Though rewarding, Griffin admits the bakery business is not easy. “You are employing people who work around the clock. At Continental Bakery there is someone in the kitchen every day, all day and all night, seven days a week,” she says. Aside from the customer traffic, the bakery provides bread and desserts for other restaurants in town, as well as Chez Lulu next door.
The restaurant was born about 10 years after the bakery opened.
“Our food is very, very clean and simple. People used to refer to us as chick food because we didn’t pile the plate full of fillers. We try to be intentional about the food. I think art has as much to do with knowing when to stop as it does adding a bunch of elements together. My style is a little bit more spare,” Griffin says.
She describes some of her personal menu favorites.
“I decided to introduce pizzas in the restaurant a while back. Now they are very popular. The catalan pizza is all Spanish ingredients, caramelized red onions, Manchego cheese, capers. We also do a red bell pepper stuffed with rice, chickpeas, tomatoes. It also has a Spanish feeling to it.

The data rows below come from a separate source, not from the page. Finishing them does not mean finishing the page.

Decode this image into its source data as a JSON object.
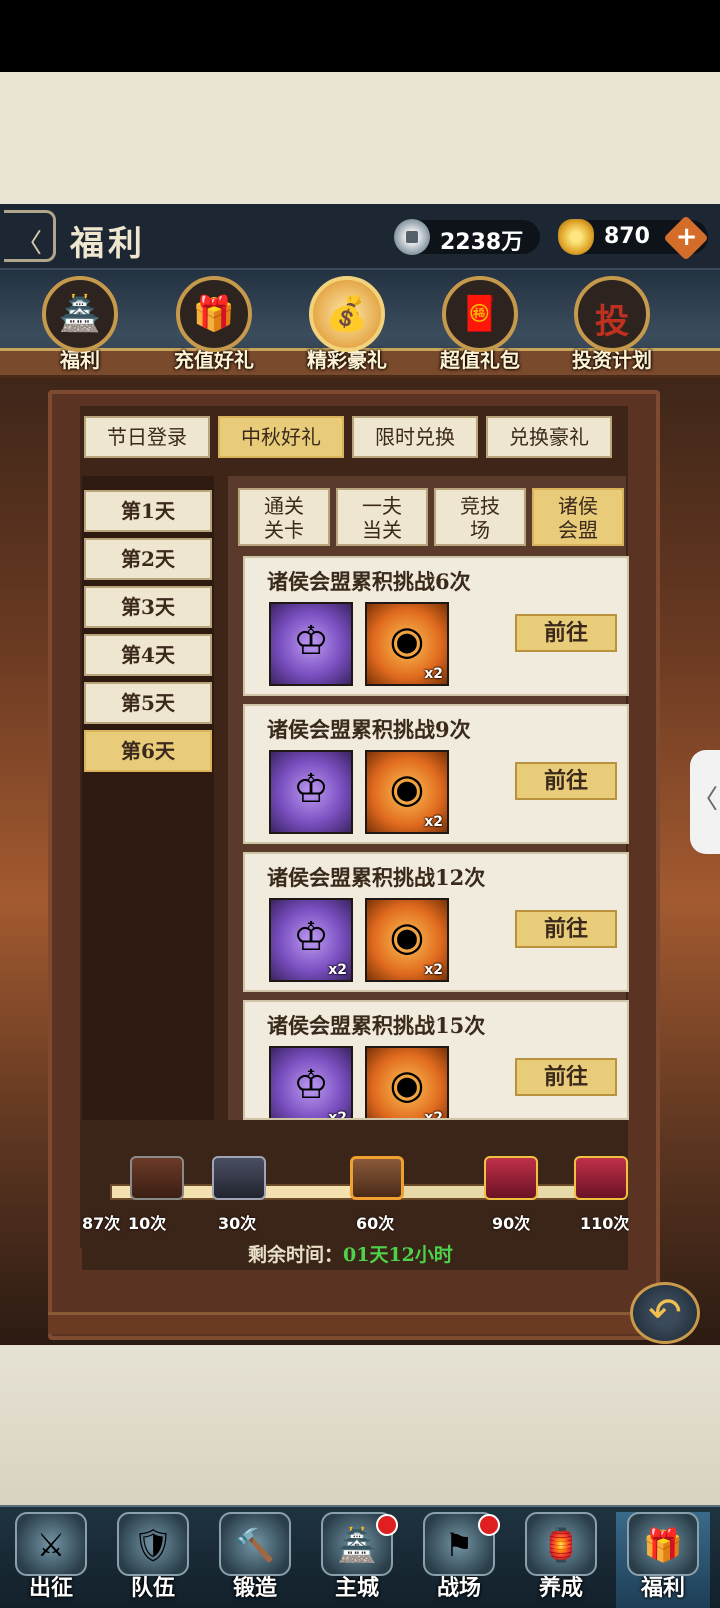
{
  "header": {
    "title": "福利",
    "coins": "2238万",
    "gold": "870",
    "plus_icon": "+",
    "back_icon": "〈"
  },
  "categories": [
    {
      "label": "福利",
      "icon": "🏯"
    },
    {
      "label": "充值好礼",
      "icon": "🎁"
    },
    {
      "label": "精彩豪礼",
      "icon": "💰"
    },
    {
      "label": "超值礼包",
      "icon": "🧧"
    },
    {
      "label": "投资计划",
      "icon": "投"
    }
  ],
  "tabs": [
    "节日登录",
    "中秋好礼",
    "限时兑换",
    "兑换豪礼"
  ],
  "days": [
    "第1天",
    "第2天",
    "第3天",
    "第4天",
    "第5天",
    "第6天"
  ],
  "subtabs": [
    "通关\n关卡",
    "一夫\n当关",
    "竞技\n场",
    "诸侯\n会盟"
  ],
  "tasks": [
    {
      "title": "诸侯会盟累积挑战6次",
      "item1_count": "",
      "item2_count": "x2",
      "button": "前往"
    },
    {
      "title": "诸侯会盟累积挑战9次",
      "item1_count": "",
      "item2_count": "x2",
      "button": "前往"
    },
    {
      "title": "诸侯会盟累积挑战12次",
      "item1_count": "x2",
      "item2_count": "x2",
      "button": "前往"
    },
    {
      "title": "诸侯会盟累积挑战15次",
      "item1_count": "x2",
      "item2_count": "x2",
      "button": "前往"
    }
  ],
  "progress": {
    "current_label": "87次",
    "fraction": 0.5,
    "milestones": [
      "10次",
      "30次",
      "60次",
      "90次",
      "110次"
    ]
  },
  "timer": {
    "label": "剩余时间：",
    "value": "01天12小时"
  },
  "return_icon": "↶",
  "side_handle_icon": "〈",
  "nav": [
    {
      "label": "出征",
      "icon": "⚔",
      "badge": false
    },
    {
      "label": "队伍",
      "icon": "🛡",
      "badge": false
    },
    {
      "label": "锻造",
      "icon": "🔨",
      "badge": false
    },
    {
      "label": "主城",
      "icon": "🏯",
      "badge": true
    },
    {
      "label": "战场",
      "icon": "⚑",
      "badge": true
    },
    {
      "label": "养成",
      "icon": "🏮",
      "badge": false
    },
    {
      "label": "福利",
      "icon": "🎁",
      "badge": false
    }
  ]
}
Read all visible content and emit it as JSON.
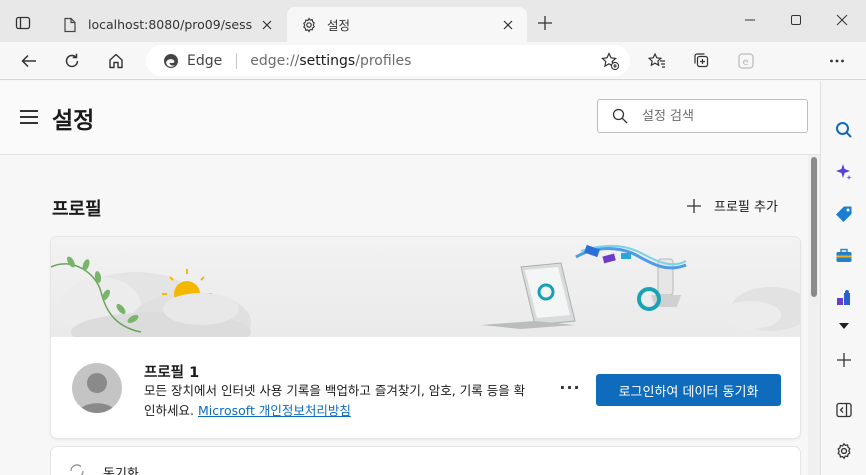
{
  "tabs": [
    {
      "title": "localhost:8080/pro09/sess",
      "active": false
    },
    {
      "title": "설정",
      "active": true
    }
  ],
  "address": {
    "edge_label": "Edge",
    "url_prefix": "edge://",
    "url_bold": "settings",
    "url_suffix": "/profiles"
  },
  "settings": {
    "title": "설정",
    "search_placeholder": "설정 검색"
  },
  "profiles": {
    "section_title": "프로필",
    "add_profile_label": "프로필 추가",
    "profile_name": "프로필 1",
    "description": "모든 장치에서 인터넷 사용 기록을 백업하고 즐겨찾기, 암호, 기록 등을 확인하세요.",
    "privacy_link": "Microsoft 개인정보처리방침",
    "more_label": "···",
    "sync_button_label": "로그인하여 데이터 동기화",
    "next_item_label": "동기화"
  },
  "colors": {
    "accent": "#0f6cbd",
    "tabstrip": "#e8e8e8",
    "page_bg": "#f7f7f7"
  }
}
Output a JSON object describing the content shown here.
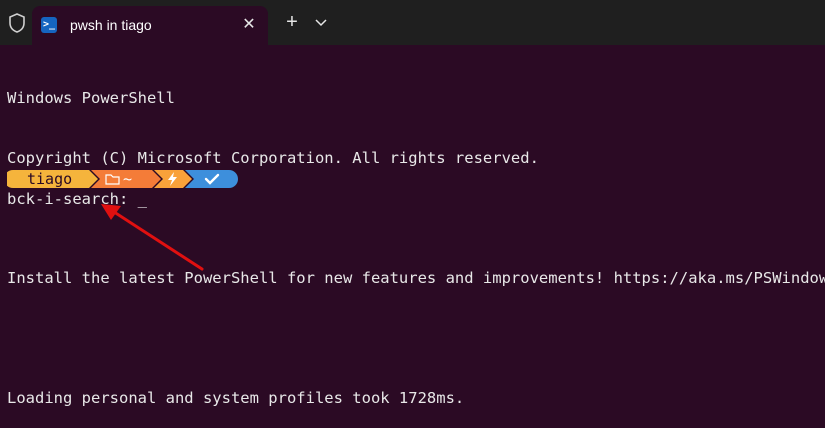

“Socca, an appetizer we do, is my favorite thing. It’s a savory chickpea crepe popular in the south of France with plenty of cracked black pepper. You should drink it with a cold Rose,” she says.
“We make a massaged kale salad with extra virgin olive oil, fresh garlic, and fresh lemon that is massaged into the kale. Then we just grind some Parmesan over the top and a couple sprinkles of kosher salt and that’s it. It is one of my favorite things. I can eat it every single day,” Griffin says.
“I love simple things.”
Music is a part of that love of simple things. Griffin has been a part of Birmingham’s musical community for decades now, though she is no longer as active as she once was.
“We are always a very musical family. It was in my blood, but I had not really realized it until I came back to Birmingham,” she says. At first she was in an all-girl band called The Janes, then later she sang for the popular Sugar LaLas, which she calls a big adventure. “I played a little bit every once in awhile, not very often. It’s hard for me to make time,” Griffin says.